Assuming test.csv contains the following:

Name,Phone
"Woo, John",425-555-1212
"James T. Kirk",123

The following will print all lines where the Phone (aka the second field) is equal to 123:

gawk -l csv 'csvsplit($0,a) && a[2] == 123 {print a[1]}'

The output is:

James T. Kirk

How does it work?

  • -l csv asks gawk to load the csv extension by looking for it in $AWKLIBPATH;
  • csvsplit($0, a) splits the current line, and stores each field into a new array named a
  • && a[2] == 123 checks that the second field is 123
  • if both conditions are true, it { print a[1] }, aka prints first csv field of the line.
1
  • The library described above was never released and instead in version 5.3 gawk introduced a --csv option. I've updated my answer to include and explain use/pros/cons of gawk --csv as well as various other awk possibilities now, thanks.
    – Ed Morton
    Nov 24, 2023 at 14:21
0

If you're using one of the common AWK interpreters (Gawk, onetrueawk, mawk), the other solutions are your best bet. However, if you're able to use a different interpreter, frawk and GoAWK have proper CSV support built-in.

frawk is a very fast AWK implementation written in Rust. Use -i csv to process input in CSV mode. Note that frawk is not quite POSIX compatible (see differences).

GoAWK is a POSIX-compatible AWK implementation written in Go. Also supports -i csv mode, as well as -H (parse header row) with @"named_field" syntax (read more). Disclaimer: I'm the author of GoAWK.

With file.csv as per the question, you can simply use an AWK script with a regular for loop over the fields as follows:

$ cat records.awk
{
    printf "Record %d:\n", NR
    for (i=1; i<=NF; i++)
        printf "    $%d=<%s>\n", i, $i
    print "----"
}

Then use either frawk -i csv or goawk -i csv to get the expected output. For example:

$ frawk -i csv -f records.awk file.csv
Record 1:
    $1=<rec1, fld1>
    $2=<>
    $3=<rec1","fld3.1
",
fld3.2>
    $4=<rec1
fld4>
----
Record 2:
    $1=<rec2, fld1.1

fld1.2>
    $2=<rec2 fld2.1"fld2.2"fld2.3>
    $3=<>
    $4=<rec2 fld4>
----
Record 3:
    $1=<"">
    $2=<"rec3,fld2">
    $3=<>
----

$ goawk -i csv -f records.awk file.csv 
Record 1:
... same as above ...
----
1
  • 1
    I've updated my answer to include and explain use/pros/cons of gawk --csv as well as various other awk possibilities now, thanks.
    – Ed Morton
    Nov 24, 2023 at 14:22
0

Once you get into complicated CSV, it is really easier to use a proper parser.

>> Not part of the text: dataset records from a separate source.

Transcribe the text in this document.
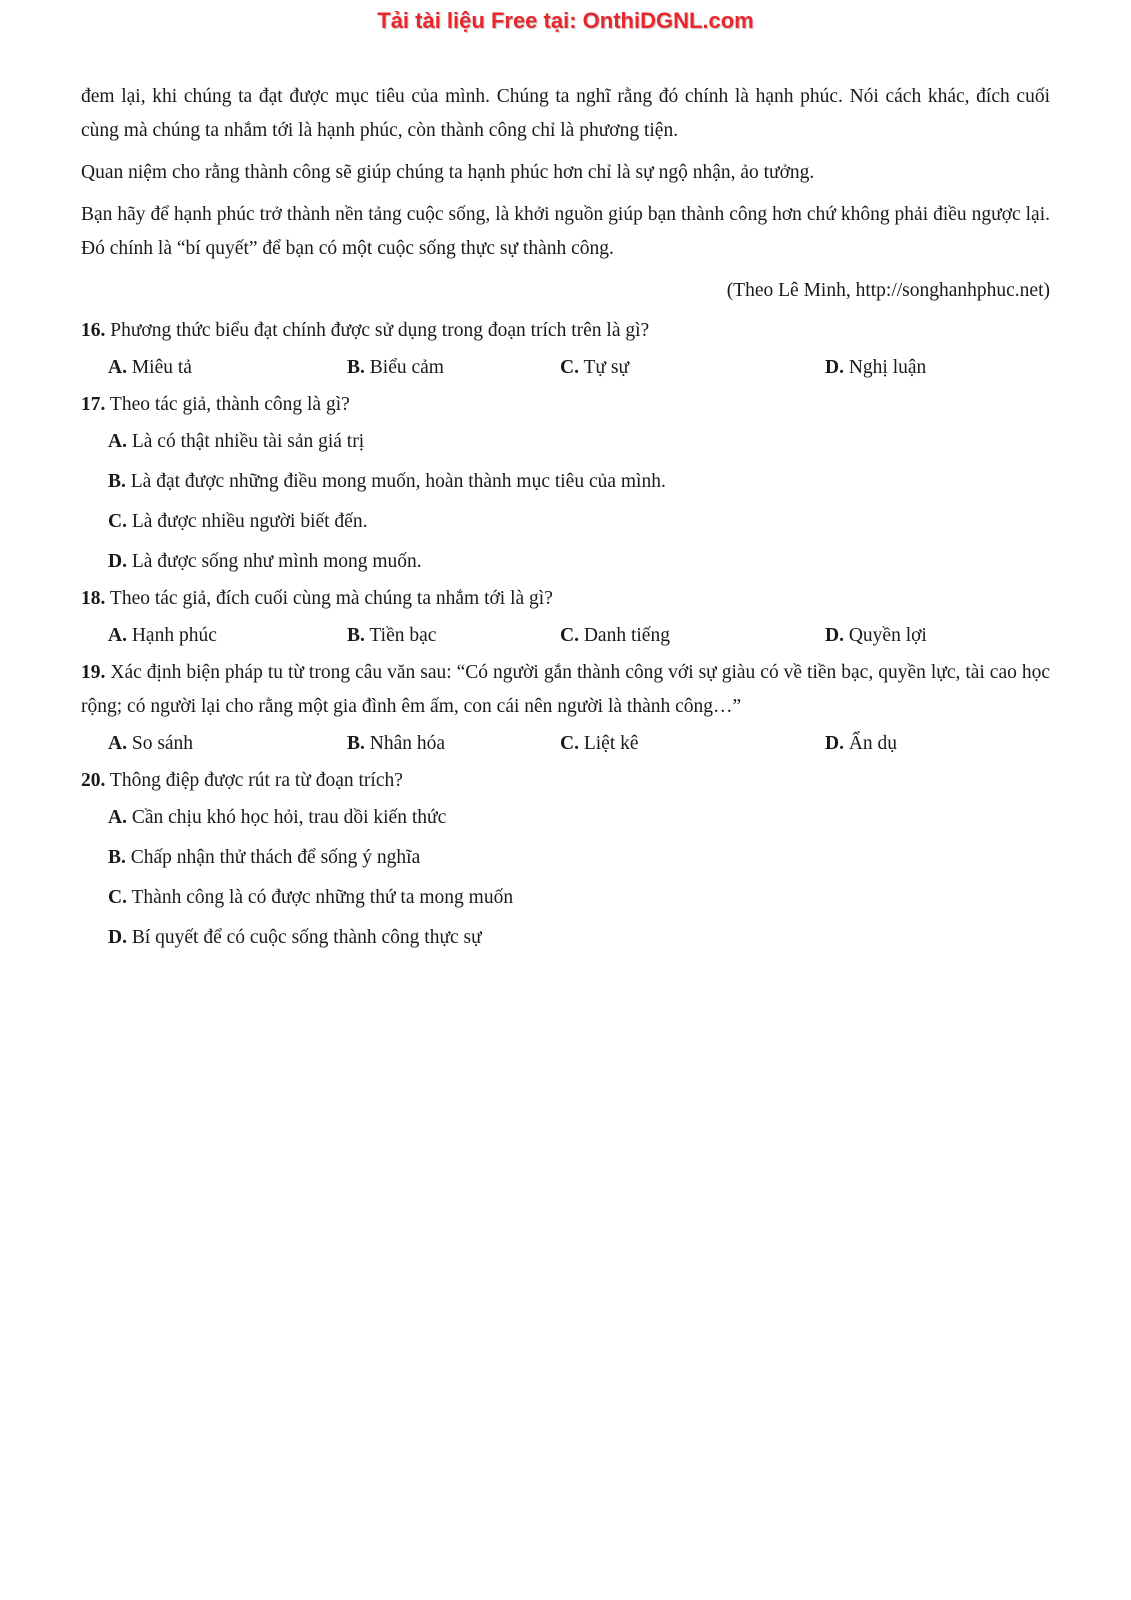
Tải tài liệu Free tại: OnthiDGNL.com

đem lại, khi chúng ta đạt được mục tiêu của mình. Chúng ta nghĩ rằng đó chính là hạnh phúc. Nói cách khác, đích cuối cùng mà chúng ta nhắm tới là hạnh phúc, còn thành công chỉ là phương tiện.

Quan niệm cho rằng thành công sẽ giúp chúng ta hạnh phúc hơn chỉ là sự ngộ nhận, ảo tưởng.

Bạn hãy để hạnh phúc trở thành nền tảng cuộc sống, là khởi nguồn giúp bạn thành công hơn chứ không phải điều ngược lại. Đó chính là “bí quyết” để bạn có một cuộc sống thực sự thành công.

(Theo Lê Minh, http://songhanhphuc.net)

16. Phương thức biểu đạt chính được sử dụng trong đoạn trích trên là gì?

A. Miêu tả	B. Biểu cảm	C. Tự sự	D. Nghị luận

17. Theo tác giả, thành công là gì?

A. Là có thật nhiều tài sản giá trị
B. Là đạt được những điều mong muốn, hoàn thành mục tiêu của mình.
C. Là được nhiều người biết đến.
D. Là được sống như mình mong muốn.

18. Theo tác giả, đích cuối cùng mà chúng ta nhắm tới là gì?

A. Hạnh phúc	B. Tiền bạc	C. Danh tiếng	D. Quyền lợi

19. Xác định biện pháp tu từ trong câu văn sau: “Có người gắn thành công với sự giàu có về tiền bạc, quyền lực, tài cao học rộng; có người lại cho rằng một gia đình êm ấm, con cái nên người là thành công…”

A. So sánh	B. Nhân hóa	C. Liệt kê	D. Ẩn dụ

20. Thông điệp được rút ra từ đoạn trích?

A. Cần chịu khó học hỏi, trau dồi kiến thức
B. Chấp nhận thử thách để sống ý nghĩa
C. Thành công là có được những thứ ta mong muốn
D. Bí quyết để có cuộc sống thành công thực sự
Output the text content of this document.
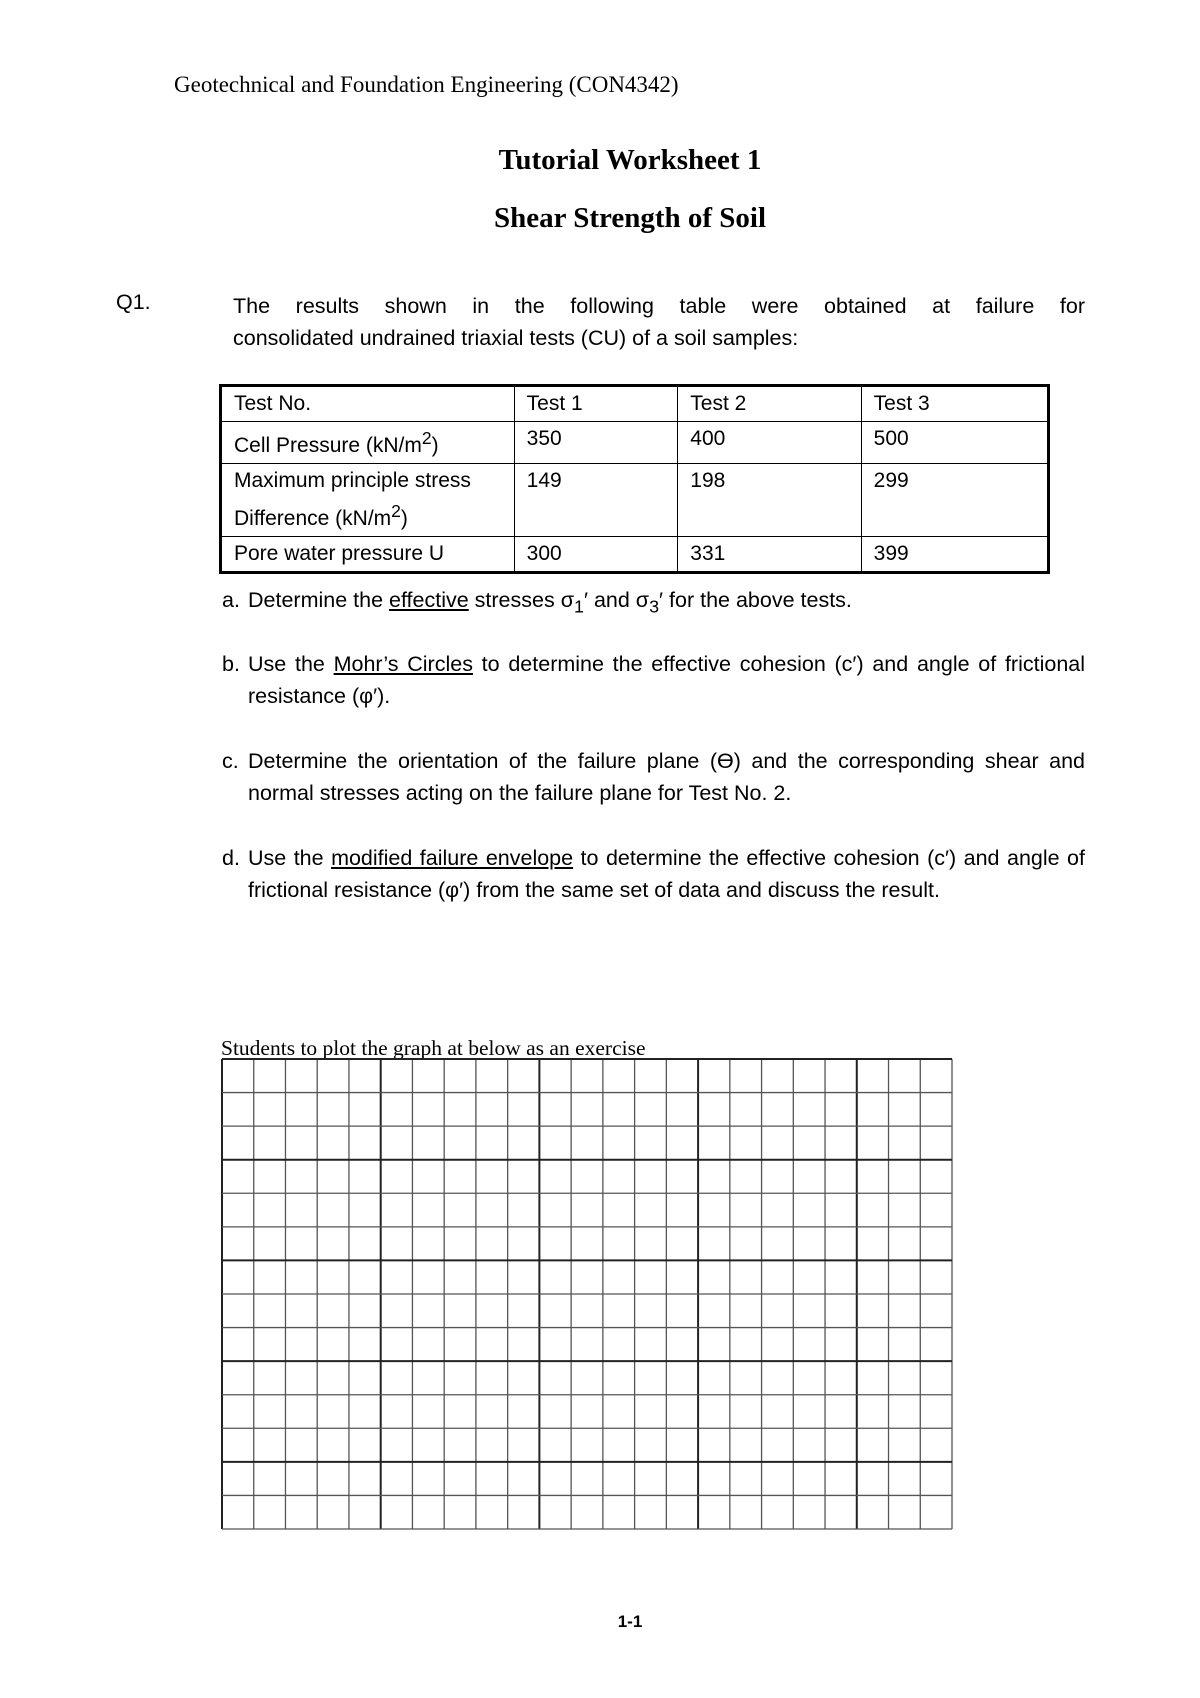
Geotechnical and Foundation Engineering (CON4342)
Tutorial Worksheet 1
Shear Strength of Soil
Q1.	The results shown in the following table were obtained at failure for
consolidated undrained triaxial tests (CU) of a soil samples:
Test No.	Test 1	Test 2	Test 3
Cell Pressure $(kN/m^2)$	350	400	500
Maximum principle stress
Difference $(kN/m^2)$	149	198	299
Pore water pressure U	300	331	399
a. Determine the effective stresses $\sigma_1'$ and $\sigma_3'$ for the above tests.
b. Use the Mohr’s Circles to determine the effective cohesion (c′) and angle of frictional resistance (φ′).
c. Determine the orientation of the failure plane (Ɵ) and the corresponding shear and normal stresses acting on the failure plane for Test No. 2.
d. Use the modified failure envelope to determine the effective cohesion (c′) and angle of frictional resistance (φ′) from the same set of data and discuss the result.
Students to plot the graph at below as an exercise
1-1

While the gawk scripts using FPAT are amazing, they are not a complete RFC 4180 solution.

My goto for CSV parsing at the command prompt is Ruby. There are others (Perl, Python are wonderful) but Ruby is closest to Awk syntax.

Here is a minimal Ruby to parse your example:

ruby -r csv -e '
CSV.parse($<.read).
    each_with_index{|record, idx| 
        puts "Record #{idx+1}:"
        record.each_with_index{|fld, i| 
            puts "\t$#{i+1}=<#{fld}>"
        }
        puts "----"
    }

' file

With your example input, prints:

Record 1:
    $1=<rec1, fld1>
    $2=<>
    $3=<rec1","fld3.1
",
fld3.2>
    $4=<rec1
fld4>
----
Record 2:
    $1=<rec2, fld1.1

fld1.2>
    $2=<rec2 fld2.1"fld2.2"fld2.3>
    $3=<>
    $4=<rec2 fld4>
----
Record 3:
    $1=<"">
    $2=<"rec3,fld2">
    $3=<>
----

Note that nothing at all needed to be done to the records or fields since they were properly parsed with default values. (Well, you need +1 since Ruby arrays are 0 based.)

1
  • 1
    This question is about how to process CSVs with awk, there's lots of ways with lots of other tools to handle CSVs. I've updated my answer to include and explain use/pros/cons of gawk --csv as well as various other awk possibilities now, thanks.